“Minha casa e meu espaço de trabalho se fundiram em um mesmo lugar”

Foto de rosto em preto e branco de José Eustáquio, professor da Universidade Federal de Minas Gerais

Memória de José Eustáquio

Professor - Belo Horizonte, MG
P

Por ser professor do ensino superior, estou, neste momento, trabalhando em home office. Por isso, minha casa e meu espaço de trabalho se fundiram em um mesmo lugar. Tenho tido oportunidade de me dirigir aos meus alunos da minha casa. Sinto que é um privilégio, porque nem todas as pessoas têm condições de poder trabalhar da forma mais segura, sem correr o risco de contato social.

Com isso, percebo um pouco das desigualdades que a gente tem vivido em nosso país. Fatos que a gente registra, sobretudo, no campo das relações raciais. Por exemplo, como negro profissional que está tendo oportunidade de trabalhar em casa, eu me sinto um pouco privilegiado. Porque não são todas as pessoas negras que podem desfrutar dessas condições, mesmo que essas condições signifiquem um trabalho dimensionado de uma maneira muito diferente. 

Hoje o meu tempo de trabalho é absurdamente grande, desde quando eu levanto até a hora em que vou me deitar.
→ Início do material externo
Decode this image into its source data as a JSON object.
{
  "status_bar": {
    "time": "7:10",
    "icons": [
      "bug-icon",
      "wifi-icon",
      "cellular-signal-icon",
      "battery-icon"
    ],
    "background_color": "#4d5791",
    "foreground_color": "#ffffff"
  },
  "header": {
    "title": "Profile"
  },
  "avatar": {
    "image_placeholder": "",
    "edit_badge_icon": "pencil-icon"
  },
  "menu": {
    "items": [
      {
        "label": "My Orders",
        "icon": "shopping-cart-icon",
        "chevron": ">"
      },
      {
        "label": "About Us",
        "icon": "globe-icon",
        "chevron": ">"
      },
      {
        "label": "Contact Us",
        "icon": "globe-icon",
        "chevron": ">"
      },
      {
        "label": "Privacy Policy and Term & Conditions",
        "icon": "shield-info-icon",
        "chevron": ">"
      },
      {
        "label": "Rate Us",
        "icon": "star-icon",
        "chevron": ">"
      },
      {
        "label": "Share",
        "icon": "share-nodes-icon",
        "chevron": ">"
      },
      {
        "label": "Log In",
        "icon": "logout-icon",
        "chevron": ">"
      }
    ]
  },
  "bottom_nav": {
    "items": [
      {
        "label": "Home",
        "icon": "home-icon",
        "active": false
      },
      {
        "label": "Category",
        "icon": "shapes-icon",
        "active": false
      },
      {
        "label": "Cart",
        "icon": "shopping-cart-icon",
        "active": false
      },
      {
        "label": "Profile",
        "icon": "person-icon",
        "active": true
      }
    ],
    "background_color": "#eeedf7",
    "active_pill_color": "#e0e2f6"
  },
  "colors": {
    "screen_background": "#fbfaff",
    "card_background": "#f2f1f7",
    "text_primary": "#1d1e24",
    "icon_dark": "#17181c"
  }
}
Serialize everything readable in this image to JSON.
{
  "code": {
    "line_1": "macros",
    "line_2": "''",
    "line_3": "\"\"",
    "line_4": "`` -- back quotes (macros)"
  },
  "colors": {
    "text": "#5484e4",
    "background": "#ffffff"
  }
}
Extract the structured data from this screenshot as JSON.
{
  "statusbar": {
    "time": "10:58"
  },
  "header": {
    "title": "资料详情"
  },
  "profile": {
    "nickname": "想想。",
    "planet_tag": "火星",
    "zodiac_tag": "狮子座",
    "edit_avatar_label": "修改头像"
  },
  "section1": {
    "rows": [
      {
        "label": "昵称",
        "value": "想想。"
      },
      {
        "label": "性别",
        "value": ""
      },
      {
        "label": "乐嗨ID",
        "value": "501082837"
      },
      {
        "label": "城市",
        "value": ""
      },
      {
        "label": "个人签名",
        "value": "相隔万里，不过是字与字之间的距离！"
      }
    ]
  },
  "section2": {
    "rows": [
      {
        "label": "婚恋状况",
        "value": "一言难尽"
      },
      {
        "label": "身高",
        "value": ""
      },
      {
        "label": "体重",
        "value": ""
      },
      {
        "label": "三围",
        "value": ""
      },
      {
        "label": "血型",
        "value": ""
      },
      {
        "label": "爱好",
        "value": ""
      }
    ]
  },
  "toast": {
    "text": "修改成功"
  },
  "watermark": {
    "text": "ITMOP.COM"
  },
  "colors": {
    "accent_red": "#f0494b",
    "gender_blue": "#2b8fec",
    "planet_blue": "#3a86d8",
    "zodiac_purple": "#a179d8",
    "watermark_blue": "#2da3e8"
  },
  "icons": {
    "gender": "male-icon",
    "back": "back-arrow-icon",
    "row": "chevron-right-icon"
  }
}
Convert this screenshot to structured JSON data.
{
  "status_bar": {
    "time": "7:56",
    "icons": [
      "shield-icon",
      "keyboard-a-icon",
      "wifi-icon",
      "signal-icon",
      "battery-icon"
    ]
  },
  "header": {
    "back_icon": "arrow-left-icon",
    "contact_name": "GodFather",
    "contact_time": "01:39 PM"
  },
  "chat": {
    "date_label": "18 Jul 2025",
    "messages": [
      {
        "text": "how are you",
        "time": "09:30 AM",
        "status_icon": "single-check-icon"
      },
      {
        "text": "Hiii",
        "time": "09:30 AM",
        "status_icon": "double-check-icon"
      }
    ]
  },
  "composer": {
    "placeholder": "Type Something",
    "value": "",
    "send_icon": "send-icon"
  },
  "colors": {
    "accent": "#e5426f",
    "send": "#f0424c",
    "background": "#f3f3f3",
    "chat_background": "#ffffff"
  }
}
Todo o meu dia está envolvido com questões de trabalho, e é um pouco mais tenso, porque vivo no mesmo espaço. Por isso, a gente tem que criar estratégias para fazer com que este trabalho não signifique uma sobrecarga psicológica.

Contratempos durante aulas remotas

Neste momento, eu tenho uma preocupação muito grande com os meus alunos. Sobretudo com minhas alunas.

Leciono em um curso de pedagogia, e tenho percebido que elas têm enfrentado situações muito difíceis, a começar com as questões de acesso às redes para poder acompanhas as aulas.

Além disso, não são poucas as vezes em que, num momento da aula, algumas das alunas se encontram em trânsito, dentro de um ônibus ou na rua. Aí precisam ligar o celular para poder acompanhar um pouco das aulas. Isso me preocupa, porque sei que o processo de ensino e de aprendizagem precisa de uma mediação maior, em que a gente possa estar mais atento em relação ao desempenho de cada um dos alunos.

O que tenho feito é gravar minhas aulas para que todo mundo possa recuperar depois uma gravação. Assim, todos ficam atualizados em relação aos conteúdos.

Juventude em situação de vulnerabilidade

Além dessa atividade como professor, eu também desempenho a atividade de vice presidente de uma entidade. O trabalho voluntário acontece em uma entidade chamada Associação Profissionalizante do Menor (ASSPROM), que faz uma intermediação entre jovens entre 16 até 25 anos. Essa intermediação é feita ao mercado de trabalho com grandes empresas e nas três esferas do governo.

No entanto, criar oportunidade de vínculo de primeiro emprego para a juventude tem sido muito afetada durante a pandemia.

E essa associação atende exatamente as pessoas que mais precisam ter um acesso ao mercado de trabalho. Houve redução de postos de trabalho, e muitas famílias ficaram em situação de vulnerabilidade ainda maior. Além disso, muitos destes jovens que estão, hoje, sendo vinculados na própria associação, também são, em parte, arrimo de família.

Juventude negra é a mais afetada

Aqui em Belo Horizonte, essa juventude – sobretudo a juventude periférica e negra, homens e mulheres – tem sofrido um impacto muito grande dessa pandemia. Enquanto alguém que está à frente de um projeto social que cria condições que estes jovens tenham uma possibilidade maior ao mundo do trabalho, isso me preocupa.

Porque muitos desses jovens se encontram em estudo remoto, e nem sempre as condições que eles têm de acesso são as melhores. Isso pode significar, daqui para frente, um problema maior no que diz respeito à evasão escolar e à interrupção de projetos de vida.

Sou José Eustáquio de Brito, professor da Universidade do Estado de Minas Gerais, onde leciono na Faculdade de Educação e também na Faculdade de Políticas Públicas.